以後、鹿児島で隠居生活を送り、島津家に伝わる史料の蒐集、史書(『通俗国史』等)の著作・編纂に専念する[注釈 17]。また、依然として政府による廃刀令等の開化政策に対して反発を続け、生涯髷を切らず、帯刀・和装をやめなかった。
1877年(明治10年)2月に西郷隆盛らが蜂起して西南戦争が勃発すると、政府は久光の動向を憂慮して勅使・柳原前光を鹿児島に派遣し上京を促したが、久光は太政大臣・三条実美への上書において中立の立場にあることを表明、代わりに四男・珍彦、五男・忠欽を京都に派遣する。また戦火を避けるため、桜島に一時避難している。

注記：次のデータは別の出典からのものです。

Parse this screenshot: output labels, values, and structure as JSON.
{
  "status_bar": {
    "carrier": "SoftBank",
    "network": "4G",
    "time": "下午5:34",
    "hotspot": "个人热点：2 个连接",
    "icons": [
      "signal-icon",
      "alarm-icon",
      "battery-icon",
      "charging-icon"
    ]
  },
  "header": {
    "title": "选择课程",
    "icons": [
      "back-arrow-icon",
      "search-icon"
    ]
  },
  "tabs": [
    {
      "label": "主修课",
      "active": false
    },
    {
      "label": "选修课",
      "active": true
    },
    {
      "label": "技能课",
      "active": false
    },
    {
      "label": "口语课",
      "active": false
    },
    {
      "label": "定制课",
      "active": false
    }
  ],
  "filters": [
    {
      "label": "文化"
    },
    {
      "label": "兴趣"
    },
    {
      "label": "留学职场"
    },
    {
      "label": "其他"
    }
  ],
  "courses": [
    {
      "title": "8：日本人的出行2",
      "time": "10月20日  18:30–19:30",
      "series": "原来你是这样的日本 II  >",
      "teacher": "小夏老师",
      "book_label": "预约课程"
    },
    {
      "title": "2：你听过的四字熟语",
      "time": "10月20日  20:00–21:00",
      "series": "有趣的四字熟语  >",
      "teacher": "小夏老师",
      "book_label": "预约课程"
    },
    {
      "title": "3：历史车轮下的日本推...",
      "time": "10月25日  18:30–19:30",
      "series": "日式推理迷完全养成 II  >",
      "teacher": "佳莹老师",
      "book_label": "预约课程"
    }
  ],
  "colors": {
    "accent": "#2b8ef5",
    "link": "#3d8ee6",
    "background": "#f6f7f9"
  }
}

こののちも政府は久光の処遇に苦慮し、叙位・叙勲や授爵において最高級で遇した。政府は久光に気を使っていたが、西郷と大久保の死後はそれもなくなった。久光は最後まで「西郷、大久保に騙された」と言い続けたといわれている。
1887年(明治20年)12月6日、薩摩国鹿児島郡下伊敷村(現在の鹿児島市玉里町)の玉里邸で死去、享年71。国葬をもって送られたが、東京ではなく鹿児島での国葬となったため、葬儀のために道路が整備され、熊本鎮台から儀仗兵1大隊が派遣される。玉里家(公爵)は七男・忠済が継承する。
島津久光の墓(福昌寺跡)
墓所は鹿児島県鹿児島市の島津家墓地。鹿児島市照国町鎮座の照国神社に銅像がある。